Richard, there was quite major progress in the "condition" of the Palestinians, until Arafat turned down, without even attempting to make a counter offer, the Clinton imposed Barak offer. Arafat simply wanted "two Palestinian states", the one he was negotiating for and the one currently recognized as the State of Israel. Since that turn of events, when Arafat failed to seize on the historical opportunity to create a Palestinian state, there has been drastic deterioration in the Palestinian territories. I believe that the standard of living in the territories has declined by more than 50% since then. Some 350,000 foreign workers displaced the Palestinians that worked within Israel, depriving the Palestinians from a major source of economic activity.
Look at all the new restrictions we are put under here in the US as a direct result of 9/11, you simply must multiply that by 100 when considering the Palestinians. They have trained hundreds if not thousands of suicide bombers, the Israeli government is doing what is absolutely necessary to protect its population. For each successful terror act or suicide bombing, 20 such events are prevented by the tight control the Israeli have imposed, and as a government that is sworn to do what it can to protect its citizens, they really have no other choice.
Arafat's tactic of reneging on his Oslo agreement not to use force as an instrument of its negotiation for a fair settlement, has backfired.

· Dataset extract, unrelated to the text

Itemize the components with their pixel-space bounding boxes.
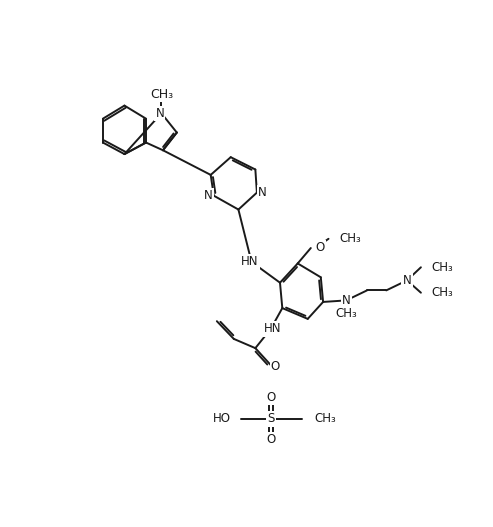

He expected that the renewed violence and the pain inflicted by it on the Israeli population will yield concessions, but you and I know that yielding to terrorism only leads the way to additional demands, and thus Israel had no other alternative but to make that Intifada more painful to the Palestinians than the pain inflicted by the Intifada on the Israeli. Arafat wrecked the Israeli peace movement, and thus will end up with much less than what he was offered by Barak. Settlements that just a short 18 months ago, were "dismantable" (just as Israel dismantled settlements within the Sinai under a peace agreement with Egypt) will become more and more entrenched, the longer the Intifada continues, and as a result, the eventual Palestinian state, if it ever sees the light of day, will be smaller and more fragmented.
Arafat was "working" under the principle that "time is on his side" (he was talking about the "demographic bombs"), now it seems that this assumption was quite faulty.